Perhaps the CME Group’s Bitcoin Futures launch on 18th December is of greater influence on the direction of Bitcoin this week. Following the bounce in Bitcoin’s value upon the launch of the CBOE Bitcoin futures, there may be an expectation of a similar move on 18th, leaving investors looking for returns elsewhere ahead of the launch.
We could also be seeing the effects of regulatory talk on Bitcoin, with regulators continuing to voice their concerns over Bitcoin
There are a number of factors to consider, but the most likely explanation to the current holding pattern is the surge in appetite for Ripple and Litecoin in particular. There are some cheap alternatives out there that have yet to deliver returns similar to that of Bitcoin in spite of perhaps having better blockchain technology than Bitcoin. There’s been plenty of news on Litecoin’s transaction speeds, the ability to handle a significantly larger number of transaction, all of which comes at lower fees.

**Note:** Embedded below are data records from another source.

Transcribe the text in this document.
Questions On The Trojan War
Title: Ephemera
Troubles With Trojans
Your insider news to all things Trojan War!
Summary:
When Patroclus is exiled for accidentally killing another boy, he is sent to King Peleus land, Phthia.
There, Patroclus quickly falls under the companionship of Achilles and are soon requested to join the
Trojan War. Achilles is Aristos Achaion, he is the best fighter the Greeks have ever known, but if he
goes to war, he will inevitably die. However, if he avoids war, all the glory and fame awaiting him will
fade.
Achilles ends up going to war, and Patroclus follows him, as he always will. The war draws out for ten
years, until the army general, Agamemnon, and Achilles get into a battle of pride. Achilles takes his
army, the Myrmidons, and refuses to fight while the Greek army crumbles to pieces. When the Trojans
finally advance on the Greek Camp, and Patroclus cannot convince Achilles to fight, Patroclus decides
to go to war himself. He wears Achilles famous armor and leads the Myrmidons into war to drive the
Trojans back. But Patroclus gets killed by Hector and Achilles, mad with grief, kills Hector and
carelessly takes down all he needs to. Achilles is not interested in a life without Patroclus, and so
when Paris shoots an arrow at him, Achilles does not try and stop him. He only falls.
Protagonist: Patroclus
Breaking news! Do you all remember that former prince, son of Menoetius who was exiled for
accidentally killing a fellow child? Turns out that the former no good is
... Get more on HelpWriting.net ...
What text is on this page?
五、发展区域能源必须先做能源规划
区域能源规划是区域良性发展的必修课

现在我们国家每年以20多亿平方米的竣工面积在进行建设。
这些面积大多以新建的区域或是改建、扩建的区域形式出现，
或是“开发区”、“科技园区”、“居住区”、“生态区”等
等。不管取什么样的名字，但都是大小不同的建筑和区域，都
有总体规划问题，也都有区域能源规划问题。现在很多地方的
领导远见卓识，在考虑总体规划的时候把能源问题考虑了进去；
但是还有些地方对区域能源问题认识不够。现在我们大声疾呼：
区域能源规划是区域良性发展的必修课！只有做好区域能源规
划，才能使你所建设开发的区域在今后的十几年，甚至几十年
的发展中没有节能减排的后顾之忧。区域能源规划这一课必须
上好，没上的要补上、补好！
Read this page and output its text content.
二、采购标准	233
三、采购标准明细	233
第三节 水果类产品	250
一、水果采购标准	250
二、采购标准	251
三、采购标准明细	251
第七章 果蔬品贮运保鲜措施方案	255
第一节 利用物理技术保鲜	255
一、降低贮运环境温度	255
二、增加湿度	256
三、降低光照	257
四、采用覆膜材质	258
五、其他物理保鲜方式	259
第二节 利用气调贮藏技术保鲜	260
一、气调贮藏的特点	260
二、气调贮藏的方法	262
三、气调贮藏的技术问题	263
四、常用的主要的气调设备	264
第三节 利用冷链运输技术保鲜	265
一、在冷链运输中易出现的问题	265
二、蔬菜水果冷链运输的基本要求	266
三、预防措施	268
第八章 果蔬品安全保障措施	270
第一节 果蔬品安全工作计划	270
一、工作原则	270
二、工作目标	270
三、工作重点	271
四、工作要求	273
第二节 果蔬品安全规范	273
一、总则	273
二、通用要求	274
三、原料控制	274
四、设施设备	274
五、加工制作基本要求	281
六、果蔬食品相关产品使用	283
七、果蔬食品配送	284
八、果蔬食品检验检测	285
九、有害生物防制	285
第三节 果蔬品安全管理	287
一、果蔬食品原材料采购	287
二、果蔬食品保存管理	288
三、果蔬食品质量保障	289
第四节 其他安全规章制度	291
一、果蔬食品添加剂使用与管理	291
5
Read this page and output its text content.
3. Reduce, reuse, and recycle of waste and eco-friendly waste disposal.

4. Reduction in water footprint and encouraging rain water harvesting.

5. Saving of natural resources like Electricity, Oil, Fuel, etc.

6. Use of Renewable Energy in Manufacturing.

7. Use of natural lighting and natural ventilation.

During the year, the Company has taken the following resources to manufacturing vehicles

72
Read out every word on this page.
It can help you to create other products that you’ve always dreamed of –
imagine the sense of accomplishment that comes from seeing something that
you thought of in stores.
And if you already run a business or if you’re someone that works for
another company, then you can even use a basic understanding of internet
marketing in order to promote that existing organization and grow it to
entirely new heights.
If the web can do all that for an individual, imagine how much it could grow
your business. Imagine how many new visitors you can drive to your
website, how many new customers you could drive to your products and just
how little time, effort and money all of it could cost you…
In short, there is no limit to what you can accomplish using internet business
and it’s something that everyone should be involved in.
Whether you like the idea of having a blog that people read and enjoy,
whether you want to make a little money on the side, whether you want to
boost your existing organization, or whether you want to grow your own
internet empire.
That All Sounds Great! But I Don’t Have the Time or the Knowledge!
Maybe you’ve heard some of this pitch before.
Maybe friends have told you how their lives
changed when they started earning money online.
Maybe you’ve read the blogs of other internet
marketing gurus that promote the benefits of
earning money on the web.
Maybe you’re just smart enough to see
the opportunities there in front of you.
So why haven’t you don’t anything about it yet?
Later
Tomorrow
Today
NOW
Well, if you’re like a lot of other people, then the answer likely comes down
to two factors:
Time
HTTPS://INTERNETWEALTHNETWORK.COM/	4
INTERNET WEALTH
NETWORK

Then there is the news of Ripple placing 55bn of its more than 60bn XRPs into escrow.
Bitcoin’s going to need to make a move soon to avoid a shift in sentiment, which could be more damaging today than before Sunday, with the short selling now all the more easy with the CBOE’s Bitcoin futures.
Litecoin may have been at the mercy of Bitcoin, with the direction for the two largely correlated, but when considering the possible negatives for Bitcoin, the correlation is going to need to break if Litecoin is going to be considered a force to be reckoned with.
Ripple has been in its own world and provides a very different technology on its blockchain, but today’s splash and breakaway from the pack does seem justified, particularly now that fears of the market being flooded with Ripple owned XRPs have been put to rest.
It’s too early to be writing off Bitcoin, but perhaps the sheer number altcoins has led investors to search for returns elsewhere. One thing is for sure, speculative investors are not the sticky type and are just as likely to come back to Bitcoin if there’s a hint of a rally.